The solution? Maynard asks, “By the telling will they become/ Will they all be feathers?” Similar to the message of Pink Floyd’s “The Division Bell”, the solution is to talk. While Floyd would say to “keep talking”, Maynard maintains that we aren’t really talking at all in the first place. We’ve put up walls and strapped on armor, and we keep our precious words to ourselves. In the end, until we begin to talk through our problems courteously and civilly, nothing can change for the better. But if we talk, oh, how our burdens will flutter away like feathers, no more to burden us!
12. Get the Lead Out
The album ends with a track that is again more abstract, offering feelings more than a specific message. “Get the Lead Out” is about the process of ridding ourselves of the dead weight and impurities in our society. That useless “lead” is dragging us down, causing instability, and keeping us from climbing the mountain of human potential and unity.
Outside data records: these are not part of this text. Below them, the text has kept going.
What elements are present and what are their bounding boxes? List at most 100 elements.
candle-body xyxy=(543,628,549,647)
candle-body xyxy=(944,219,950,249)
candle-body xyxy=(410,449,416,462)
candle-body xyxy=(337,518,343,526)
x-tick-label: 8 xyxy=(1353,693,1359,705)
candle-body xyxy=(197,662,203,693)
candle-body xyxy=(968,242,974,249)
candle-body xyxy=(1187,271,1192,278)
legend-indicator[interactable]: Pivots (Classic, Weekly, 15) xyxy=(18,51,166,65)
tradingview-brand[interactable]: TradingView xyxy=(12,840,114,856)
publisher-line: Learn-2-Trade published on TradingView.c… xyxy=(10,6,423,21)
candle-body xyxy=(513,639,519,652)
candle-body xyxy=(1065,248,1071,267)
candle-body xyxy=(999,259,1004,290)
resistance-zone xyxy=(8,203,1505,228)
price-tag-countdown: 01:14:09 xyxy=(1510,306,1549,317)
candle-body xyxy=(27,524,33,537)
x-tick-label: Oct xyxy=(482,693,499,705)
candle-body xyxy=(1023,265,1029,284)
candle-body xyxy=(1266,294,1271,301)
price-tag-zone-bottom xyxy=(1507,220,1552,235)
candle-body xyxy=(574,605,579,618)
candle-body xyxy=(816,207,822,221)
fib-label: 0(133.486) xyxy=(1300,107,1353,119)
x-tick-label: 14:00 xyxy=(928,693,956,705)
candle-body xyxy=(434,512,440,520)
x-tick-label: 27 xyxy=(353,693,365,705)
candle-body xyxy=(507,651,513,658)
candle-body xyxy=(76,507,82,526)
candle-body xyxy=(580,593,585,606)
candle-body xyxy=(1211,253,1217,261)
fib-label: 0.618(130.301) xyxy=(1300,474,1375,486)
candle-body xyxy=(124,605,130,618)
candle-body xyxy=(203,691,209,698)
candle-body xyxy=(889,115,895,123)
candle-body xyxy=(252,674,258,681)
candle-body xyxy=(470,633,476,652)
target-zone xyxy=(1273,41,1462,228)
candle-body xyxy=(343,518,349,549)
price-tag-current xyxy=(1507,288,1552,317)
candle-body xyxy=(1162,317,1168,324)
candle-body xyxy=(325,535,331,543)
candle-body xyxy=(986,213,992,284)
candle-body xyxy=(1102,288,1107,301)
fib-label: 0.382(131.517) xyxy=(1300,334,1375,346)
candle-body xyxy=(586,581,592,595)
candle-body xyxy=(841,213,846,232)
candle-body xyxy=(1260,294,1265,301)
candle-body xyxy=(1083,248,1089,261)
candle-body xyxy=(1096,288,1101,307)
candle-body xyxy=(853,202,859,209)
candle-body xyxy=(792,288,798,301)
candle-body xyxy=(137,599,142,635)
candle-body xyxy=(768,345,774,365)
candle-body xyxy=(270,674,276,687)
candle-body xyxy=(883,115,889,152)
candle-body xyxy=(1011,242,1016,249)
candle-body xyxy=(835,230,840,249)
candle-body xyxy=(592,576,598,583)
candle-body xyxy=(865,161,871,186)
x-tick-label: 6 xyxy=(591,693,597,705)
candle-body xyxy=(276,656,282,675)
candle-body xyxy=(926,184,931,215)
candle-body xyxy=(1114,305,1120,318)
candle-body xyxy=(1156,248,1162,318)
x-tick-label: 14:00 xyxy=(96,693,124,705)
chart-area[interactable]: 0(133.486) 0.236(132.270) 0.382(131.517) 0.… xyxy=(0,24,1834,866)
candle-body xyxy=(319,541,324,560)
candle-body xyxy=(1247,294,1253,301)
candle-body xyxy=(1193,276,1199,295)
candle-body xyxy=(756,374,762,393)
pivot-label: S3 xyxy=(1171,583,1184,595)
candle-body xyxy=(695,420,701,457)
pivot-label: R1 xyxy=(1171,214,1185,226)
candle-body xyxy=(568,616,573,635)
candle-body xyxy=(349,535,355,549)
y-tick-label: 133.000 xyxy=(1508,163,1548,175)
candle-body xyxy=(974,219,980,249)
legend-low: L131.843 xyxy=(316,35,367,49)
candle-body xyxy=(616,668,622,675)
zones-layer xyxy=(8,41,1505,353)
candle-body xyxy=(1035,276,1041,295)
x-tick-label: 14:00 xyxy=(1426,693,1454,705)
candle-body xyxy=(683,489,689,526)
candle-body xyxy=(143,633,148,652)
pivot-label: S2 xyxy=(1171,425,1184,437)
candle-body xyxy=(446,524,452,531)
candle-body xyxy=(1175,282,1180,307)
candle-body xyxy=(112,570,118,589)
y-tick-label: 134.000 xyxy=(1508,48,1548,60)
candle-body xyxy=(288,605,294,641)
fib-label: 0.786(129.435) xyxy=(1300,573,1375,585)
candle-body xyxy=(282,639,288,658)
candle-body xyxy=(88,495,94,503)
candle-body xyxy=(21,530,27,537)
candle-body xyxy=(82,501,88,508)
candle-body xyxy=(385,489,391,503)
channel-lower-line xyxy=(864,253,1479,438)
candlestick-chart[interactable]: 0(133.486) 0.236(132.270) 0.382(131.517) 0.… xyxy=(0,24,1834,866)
“We’ve got places to be/ We’ve got mountains to climb/ Shape the rainbow with me/ Owe me so much time/ Get the lead out/ Suck it up, buttercup”. The question, at this point, is what exactly constitutes the lead in our society? The rest of the album answers this, presenting politicians, hypocrites, contrarians as easy answers. It’s more than that, as specific behaviors, such as social media addiction, are weighing us down, too. So, it’s a matter of ridding ourselves of certain people, I suppose, but I believe it is more about altering our own destructive behavior, and that includes each and every one of us. It starts with us.
“Not one to dawdle, got/ No time to coddle you/ No time to coddle you/ No time/ Chit-chat, chit-chat/ Ain’t got time for that”.